The work undertaken so far has focused around our three core research challenges: interaction techniques for confined spaces, social acceptability, and motion sickness.
Interaction in confined spaces
We focused on understanding the design space of the different passenger environments, including cars, aeroplanes, buses and trains. As a first attempt to understand this, we simulated a VR passenger airplane environment to evaluate three different AR-driven virtual display configurations (Horizontal, Vertical, and Focus), exploring their usability, user preferences, and the underlying factors that influenced those preferences. We found that the perception of invading other's personal space significantly influenced preferred layouts in transit contexts.
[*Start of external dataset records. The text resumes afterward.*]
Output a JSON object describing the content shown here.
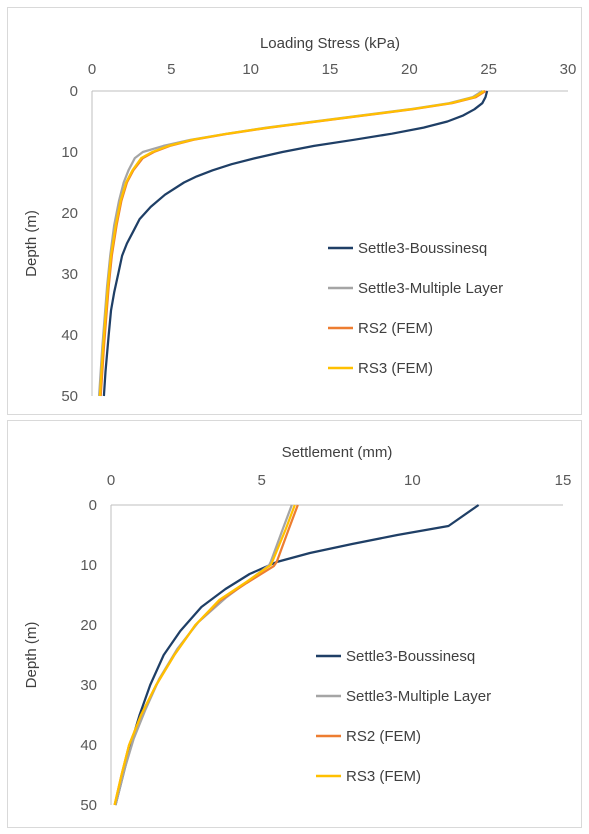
{
  "chart_data": [
    {
      "type": "line",
      "xlabel": "Loading Stress (kPa)",
      "ylabel": "Depth (m)",
      "xlim": [
        0,
        30
      ],
      "ylim": [
        0,
        50
      ],
      "x_ticks": [
        "0",
        "5",
        "10",
        "15",
        "20",
        "25",
        "30"
      ],
      "y_ticks": [
        "0",
        "10",
        "20",
        "30",
        "40",
        "50"
      ],
      "x_axis_position": "top",
      "y_axis_inverted": true,
      "grid": false,
      "legend_position": "right",
      "series": [
        {
          "name": "Settle3-Boussinesq",
          "color": "#1f3f66",
          "points": [
            [
              24.9,
              0
            ],
            [
              24.8,
              1
            ],
            [
              24.6,
              2
            ],
            [
              24.1,
              3
            ],
            [
              23.4,
              4
            ],
            [
              22.4,
              5
            ],
            [
              20.9,
              6
            ],
            [
              18.9,
              7
            ],
            [
              16.5,
              8
            ],
            [
              14.0,
              9
            ],
            [
              12.0,
              10
            ],
            [
              10.3,
              11
            ],
            [
              8.8,
              12
            ],
            [
              7.6,
              13
            ],
            [
              6.6,
              14
            ],
            [
              5.8,
              15
            ],
            [
              4.6,
              17
            ],
            [
              3.7,
              19
            ],
            [
              3.0,
              21
            ],
            [
              2.6,
              23
            ],
            [
              2.2,
              25
            ],
            [
              1.9,
              27
            ],
            [
              1.65,
              30
            ],
            [
              1.4,
              33
            ],
            [
              1.2,
              36
            ],
            [
              1.05,
              40
            ],
            [
              0.95,
              43
            ],
            [
              0.85,
              46
            ],
            [
              0.75,
              50
            ]
          ]
        },
        {
          "name": "Settle3-Multiple Layer",
          "color": "#a5a5a5",
          "points": [
            [
              24.6,
              0
            ],
            [
              24.0,
              1
            ],
            [
              22.5,
              2
            ],
            [
              20.0,
              3
            ],
            [
              17.0,
              4
            ],
            [
              14.0,
              5
            ],
            [
              11.0,
              6
            ],
            [
              8.5,
              7
            ],
            [
              6.2,
              8
            ],
            [
              4.5,
              9
            ],
            [
              3.2,
              10
            ],
            [
              2.7,
              11
            ],
            [
              2.3,
              13
            ],
            [
              2.0,
              15
            ],
            [
              1.7,
              18
            ],
            [
              1.4,
              22
            ],
            [
              1.15,
              27
            ],
            [
              0.95,
              32
            ],
            [
              0.8,
              37
            ],
            [
              0.65,
              42
            ],
            [
              0.55,
              46
            ],
            [
              0.45,
              50
            ]
          ]
        },
        {
          "name": "RS2 (FEM)",
          "color": "#ed7d31",
          "points": [
            [
              24.8,
              0
            ],
            [
              24.2,
              1
            ],
            [
              22.7,
              2
            ],
            [
              20.2,
              3
            ],
            [
              17.2,
              4
            ],
            [
              14.2,
              5
            ],
            [
              11.2,
              6
            ],
            [
              8.6,
              7
            ],
            [
              6.4,
              8
            ],
            [
              4.9,
              9
            ],
            [
              3.9,
              10
            ],
            [
              3.2,
              11
            ],
            [
              2.6,
              13
            ],
            [
              2.2,
              15
            ],
            [
              1.85,
              18
            ],
            [
              1.55,
              22
            ],
            [
              1.25,
              27
            ],
            [
              1.05,
              32
            ],
            [
              0.9,
              37
            ],
            [
              0.75,
              42
            ],
            [
              0.65,
              46
            ],
            [
              0.55,
              50
            ]
          ]
        },
        {
          "name": "RS3 (FEM)",
          "color": "#ffc000",
          "points": [
            [
              24.7,
              0
            ],
            [
              24.1,
              1
            ],
            [
              22.6,
              2
            ],
            [
              20.1,
              3
            ],
            [
              17.1,
              4
            ],
            [
              14.1,
              5
            ],
            [
              11.1,
              6
            ],
            [
              8.5,
              7
            ],
            [
              6.3,
              8
            ],
            [
              4.8,
              9
            ],
            [
              3.8,
              10
            ],
            [
              3.1,
              11
            ],
            [
              2.55,
              13
            ],
            [
              2.15,
              15
            ],
            [
              1.8,
              18
            ],
            [
              1.5,
              22
            ],
            [
              1.2,
              27
            ],
            [
              1.0,
              32
            ],
            [
              0.85,
              37
            ],
            [
              0.7,
              42
            ],
            [
              0.6,
              46
            ],
            [
              0.5,
              50
            ]
          ]
        }
      ]
    },
    {
      "type": "line",
      "xlabel": "Settlement (mm)",
      "ylabel": "Depth (m)",
      "xlim": [
        0,
        15
      ],
      "ylim": [
        0,
        50
      ],
      "x_ticks": [
        "0",
        "5",
        "10",
        "15"
      ],
      "y_ticks": [
        "0",
        "10",
        "20",
        "30",
        "40",
        "50"
      ],
      "x_axis_position": "top",
      "y_axis_inverted": true,
      "grid": false,
      "legend_position": "right",
      "series": [
        {
          "name": "Settle3-Boussinesq",
          "color": "#1f3f66",
          "points": [
            [
              12.2,
              0
            ],
            [
              11.2,
              3.5
            ],
            [
              9.5,
              5
            ],
            [
              8.0,
              6.5
            ],
            [
              6.6,
              8
            ],
            [
              5.5,
              9.5
            ],
            [
              4.6,
              11.5
            ],
            [
              3.8,
              14
            ],
            [
              3.0,
              17
            ],
            [
              2.3,
              21
            ],
            [
              1.75,
              25
            ],
            [
              1.3,
              30
            ],
            [
              0.95,
              35
            ],
            [
              0.65,
              40
            ],
            [
              0.4,
              45
            ],
            [
              0.15,
              50
            ]
          ]
        },
        {
          "name": "Settle3-Multiple Layer",
          "color": "#a5a5a5",
          "points": [
            [
              6.0,
              0
            ],
            [
              5.7,
              4
            ],
            [
              5.3,
              9.5
            ],
            [
              5.25,
              10
            ],
            [
              4.6,
              12.5
            ],
            [
              3.8,
              15.5
            ],
            [
              2.9,
              19.5
            ],
            [
              2.2,
              24
            ],
            [
              1.6,
              29
            ],
            [
              1.15,
              34
            ],
            [
              0.75,
              39
            ],
            [
              0.45,
              44
            ],
            [
              0.15,
              50
            ]
          ]
        },
        {
          "name": "RS2 (FEM)",
          "color": "#ed7d31",
          "points": [
            [
              6.2,
              0
            ],
            [
              5.9,
              4
            ],
            [
              5.5,
              9.5
            ],
            [
              5.4,
              10.2
            ],
            [
              4.5,
              13
            ],
            [
              3.6,
              16
            ],
            [
              2.8,
              20
            ],
            [
              2.1,
              25
            ],
            [
              1.5,
              30
            ],
            [
              1.0,
              35
            ],
            [
              0.6,
              40
            ],
            [
              0.35,
              45
            ],
            [
              0.12,
              50
            ]
          ]
        },
        {
          "name": "RS3 (FEM)",
          "color": "#ffc000",
          "points": [
            [
              6.1,
              0
            ],
            [
              5.8,
              4
            ],
            [
              5.35,
              9.5
            ],
            [
              5.3,
              10
            ],
            [
              4.5,
              12.8
            ],
            [
              3.6,
              15.8
            ],
            [
              2.8,
              20
            ],
            [
              2.1,
              25
            ],
            [
              1.5,
              30
            ],
            [
              1.0,
              35
            ],
            [
              0.6,
              40
            ],
            [
              0.35,
              45
            ],
            [
              0.12,
              50
            ]
          ]
        }
      ]
    }
  ]
}
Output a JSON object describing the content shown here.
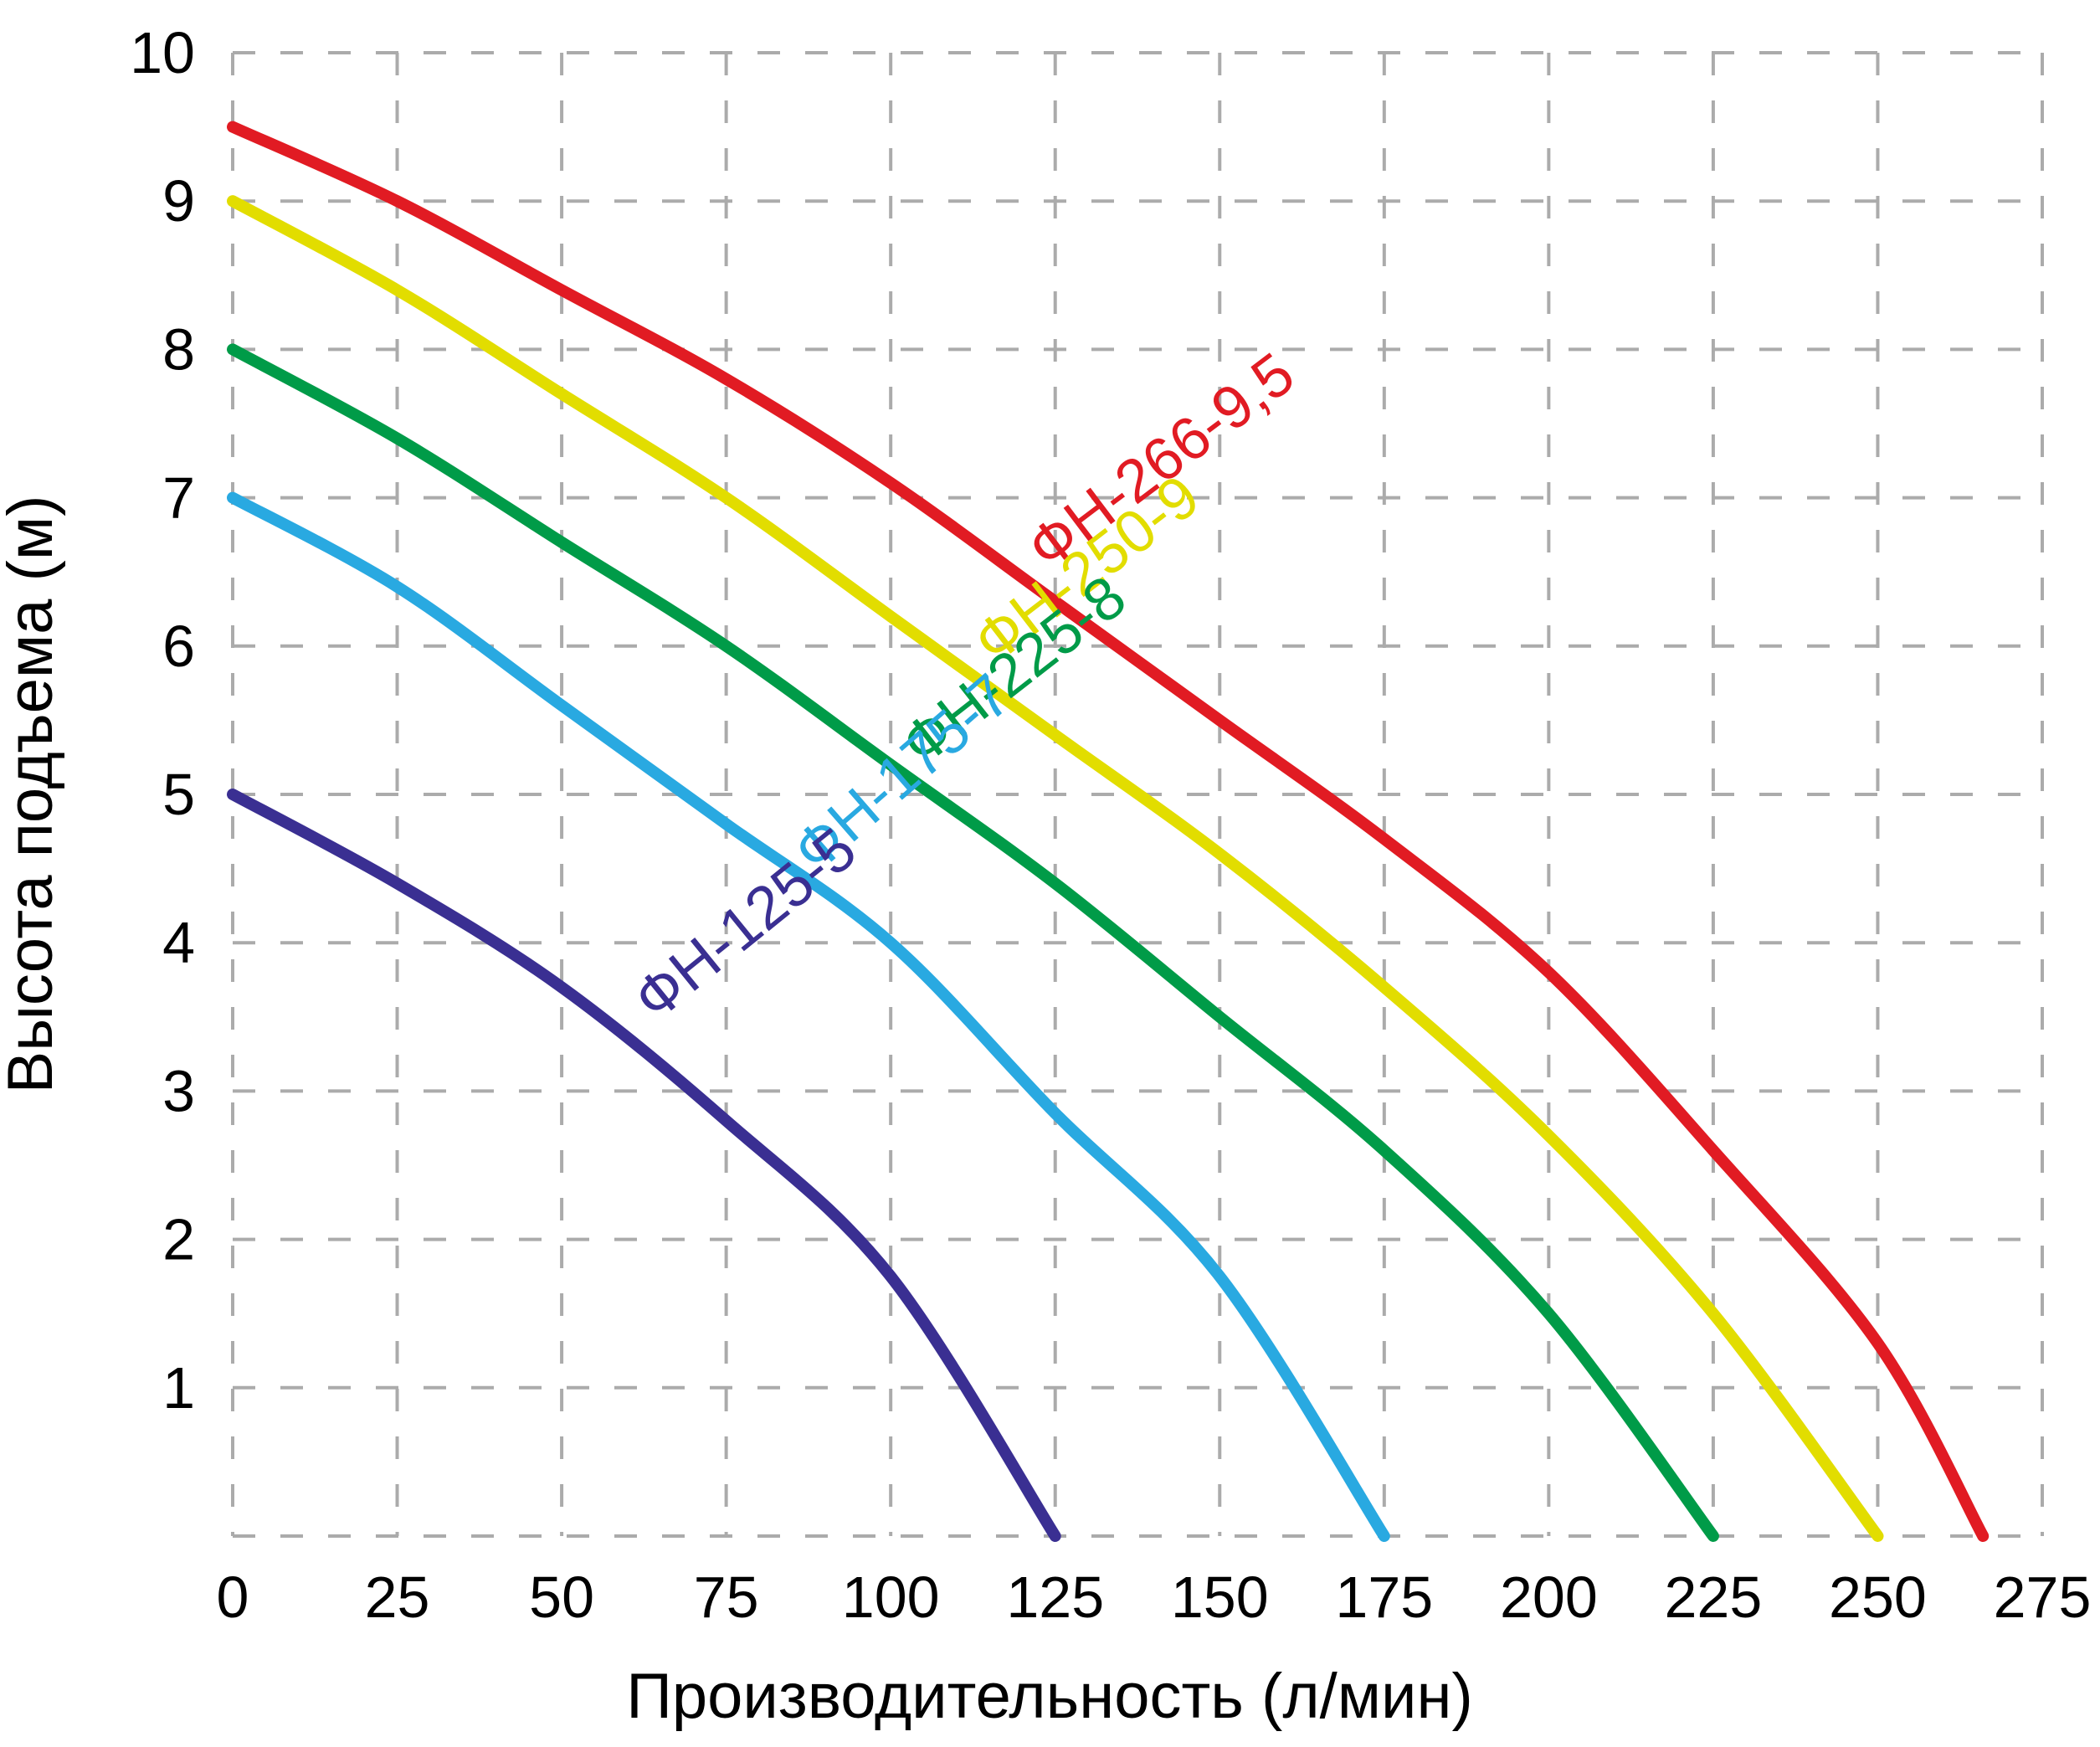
{
  "chart_data": {
    "type": "line",
    "xlabel": "Производительность (л/мин)",
    "ylabel": "Высота подъема (м)",
    "xlim": [
      0,
      275
    ],
    "ylim": [
      0,
      10
    ],
    "x_ticks": [
      0,
      25,
      50,
      75,
      100,
      125,
      150,
      175,
      200,
      225,
      250,
      275
    ],
    "y_ticks": [
      1,
      2,
      3,
      4,
      5,
      6,
      7,
      8,
      9,
      10
    ],
    "grid": "dashed",
    "grid_color": "#ababab",
    "text_color": "#000000",
    "legend_position": "labels-on-curves",
    "series": [
      {
        "name": "ФН-266-9,5",
        "color": "#e11b23",
        "points": [
          [
            0,
            9.5
          ],
          [
            25,
            9.0
          ],
          [
            50,
            8.4
          ],
          [
            75,
            7.8
          ],
          [
            100,
            7.1
          ],
          [
            125,
            6.3
          ],
          [
            150,
            5.5
          ],
          [
            175,
            4.7
          ],
          [
            200,
            3.8
          ],
          [
            225,
            2.6
          ],
          [
            250,
            1.3
          ],
          [
            266,
            0
          ]
        ]
      },
      {
        "name": "ФН-250-9",
        "color": "#e2dd00",
        "points": [
          [
            0,
            9.0
          ],
          [
            25,
            8.4
          ],
          [
            50,
            7.7
          ],
          [
            75,
            7.0
          ],
          [
            100,
            6.2
          ],
          [
            125,
            5.4
          ],
          [
            150,
            4.6
          ],
          [
            175,
            3.7
          ],
          [
            200,
            2.7
          ],
          [
            225,
            1.5
          ],
          [
            250,
            0
          ]
        ]
      },
      {
        "name": "ФН-225-8",
        "color": "#009b48",
        "points": [
          [
            0,
            8.0
          ],
          [
            25,
            7.4
          ],
          [
            50,
            6.7
          ],
          [
            75,
            6.0
          ],
          [
            100,
            5.2
          ],
          [
            125,
            4.4
          ],
          [
            150,
            3.5
          ],
          [
            175,
            2.6
          ],
          [
            200,
            1.5
          ],
          [
            225,
            0
          ]
        ]
      },
      {
        "name": "ФН-175-7",
        "color": "#29a9e1",
        "points": [
          [
            0,
            7.0
          ],
          [
            25,
            6.4
          ],
          [
            50,
            5.6
          ],
          [
            75,
            4.8
          ],
          [
            100,
            4.0
          ],
          [
            125,
            2.85
          ],
          [
            150,
            1.75
          ],
          [
            175,
            0
          ]
        ]
      },
      {
        "name": "ФН-125-5",
        "color": "#3a2f92",
        "points": [
          [
            0,
            5.0
          ],
          [
            25,
            4.4
          ],
          [
            50,
            3.7
          ],
          [
            75,
            2.8
          ],
          [
            100,
            1.75
          ],
          [
            125,
            0
          ]
        ]
      }
    ]
  }
}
We found that the placement of virtual content was highly influenced by the physical environment, depending on the position of both passengers and physical obstacles. Results from our experiment showed: significant usage of the physical environment to align displays; strong social effects meant avoiding placing displays over other passengers or their belongings; and use of displays for shielding oneself from others. Our findings show the unique challenges posed by the mode of transport and presence of others on the use of AR for mobile productivity in the future.
Social acceptability:
XR headsets have the capability to create virtual content anywhere around the user, disconnecting users from their surroundings. To create solutions for more socially acceptable VR experiences, we first needed to understand what factors and concerns influence social acceptance of VR in different travelling contexts. We found that VR on shorter journeys was less socially acceptable because participants felt that there was insufficient time to enjoy the VR experiences and it was important to follow the route more closely, compared to longer journeys that had a clear final stop, allowing the user to immerse themselves in VR. We also found that accidentally injuring someone, losing one’s belongings or being unable to react if fellow passengers require attention were key barriers to VR adoption. We established that the lack of awareness of immediate objects, one's belongings and other passengers were seen as major safety and comfort concerns for VR use in transit. Therefore, our following work investigated how the visibility of these objects could influence user experience and social acceptance of VR. We designed a user study that brought these elements into Virtual Reality, testing our users’ reactions. We found that other passengers were the most important cue from reality that participants wanted to see, whilst inanimate objects were of less interest. This work sets initial guidelines for more acceptable VR experiences.
Motion sickness
Mitigating motion sickness using neurostimulation is a new era of the in-car use of VR, because it focuses on the enhancement or inhibition of human brain functions themselves without any requirement of sophisticated VR software development. We have a 3-step research plan for our neurostimulation study. Step 1 is to explore the brain biomarkers of VR motion sickness. Step 2 is to implement neurostimulation based on the discovered brain biomarkers, which will be followed by Step 3, an in-car study that aims to verify the developed neurostimulation approach. We have completed steps 1 and 2 and step 3 will begin shortly. For step 1, we confirmed that the left parietal region of our brain is associated with VR motion sickness by using conventional functional segregation methods. On top of this, we found a new brain biomarker (that is, frontoparietal coherence) that is associated with VR motion sickness. This finding not only confirms the involvement of the newly proposed human vestibular network in VR motion sickness but also lays the foundation of the implementation of transcranial alternating current stimulation (tACS), featuring simultaneously modulating multiple regions' brain states. We also found that VR motion sickness impaired cognitive control ability represented by the degree of attentional engagement. Step 2 is now complete. We found that the number of participants who withdrew from the experiments in the non-tACS group (that is, the control group) was three times that of the tACS group.